I was simply implying that much like how "paperless" systems actually tend to generate more

paper, "automated" systems always seem to need a whole host of people to support them.

Just because there's nobody asking you; "paper or plastic?" doesn't mean there aren't people involved

in the sale.

I'll leave the xenophobic, socio-political outsourcing issue for others to debate.
There is nothing xenophobic about being critical of the race to the bottom generated by global capitalism. While the nationality of the worker is of no concern to me (Indians, Americans, Venezuealans all have the same intrinsic worth) the fact that the drive to relocate jobs abroad is in fact an attempt to increase profits by drastically reducing labor costs does concern me. While there certainly is job relocation, the notion that these changes create as many jobs as they eliminate is empirically false. Jobs will be lost permanently and the at least some of the new jobs that are created
will be lower paying. Increased productivity combined with the search for increased profit margins ensures that this will be so. Whether the money allocated to the worker is spent in India or Nebraska is morally neutral. What is problematic is the fact that the relocation will involve a siphoning off of
the money from the sale of goods from the locality in which they are sold up the corporate (and social latter) to the Executive class and the absentee landlords (i.e. shareholders) in the form of increased profits.
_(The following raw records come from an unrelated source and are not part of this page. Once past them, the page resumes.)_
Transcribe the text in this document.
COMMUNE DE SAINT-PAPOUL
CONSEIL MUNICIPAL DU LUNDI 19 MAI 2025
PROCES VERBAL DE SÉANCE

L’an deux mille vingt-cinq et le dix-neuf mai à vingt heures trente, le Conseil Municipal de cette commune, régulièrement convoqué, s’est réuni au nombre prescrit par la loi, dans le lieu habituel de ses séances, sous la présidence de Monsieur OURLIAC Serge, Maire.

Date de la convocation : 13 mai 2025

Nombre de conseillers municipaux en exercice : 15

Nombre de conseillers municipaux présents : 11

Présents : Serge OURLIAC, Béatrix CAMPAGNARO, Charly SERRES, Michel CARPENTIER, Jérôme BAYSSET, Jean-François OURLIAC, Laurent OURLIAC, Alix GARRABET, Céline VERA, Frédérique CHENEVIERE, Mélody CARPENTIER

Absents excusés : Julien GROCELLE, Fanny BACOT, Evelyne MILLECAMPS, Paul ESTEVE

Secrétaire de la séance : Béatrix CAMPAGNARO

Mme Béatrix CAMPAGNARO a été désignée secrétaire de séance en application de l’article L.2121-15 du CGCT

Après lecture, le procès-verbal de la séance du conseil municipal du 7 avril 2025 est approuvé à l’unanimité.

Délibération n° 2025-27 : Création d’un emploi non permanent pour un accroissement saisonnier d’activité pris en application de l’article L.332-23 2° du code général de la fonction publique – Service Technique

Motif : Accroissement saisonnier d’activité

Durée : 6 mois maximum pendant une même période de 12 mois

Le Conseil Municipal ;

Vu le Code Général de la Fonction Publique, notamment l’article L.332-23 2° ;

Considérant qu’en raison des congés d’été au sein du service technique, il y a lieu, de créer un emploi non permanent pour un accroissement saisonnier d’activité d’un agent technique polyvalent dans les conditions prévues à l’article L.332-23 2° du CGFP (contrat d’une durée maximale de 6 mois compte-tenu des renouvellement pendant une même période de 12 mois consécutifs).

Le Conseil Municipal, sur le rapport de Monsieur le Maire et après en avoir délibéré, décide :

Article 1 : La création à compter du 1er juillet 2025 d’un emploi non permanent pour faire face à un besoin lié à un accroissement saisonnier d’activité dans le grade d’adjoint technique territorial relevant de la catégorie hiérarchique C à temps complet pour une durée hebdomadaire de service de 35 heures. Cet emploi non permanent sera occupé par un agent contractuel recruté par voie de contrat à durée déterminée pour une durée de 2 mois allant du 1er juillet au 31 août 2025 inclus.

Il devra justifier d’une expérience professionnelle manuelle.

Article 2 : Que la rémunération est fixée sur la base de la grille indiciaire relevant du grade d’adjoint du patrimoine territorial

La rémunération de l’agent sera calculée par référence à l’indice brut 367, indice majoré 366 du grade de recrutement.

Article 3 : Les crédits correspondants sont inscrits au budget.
This enriches neither the average American or the average Indian. Being married to an Indian and having developed an interest in the country, I can assure you that while globalization has certainly helped a small segment of the population who have access to jobs they otherwise would not, these
benefits have not trickled down to the bulk of the population, who are either being exploited in new ways by the multi-nationals or else are subject to the traditional forms of exploitation endemic in Indian society: the bunya (money-lender), rampent caste-ism, indentured servitude, gender discrimination.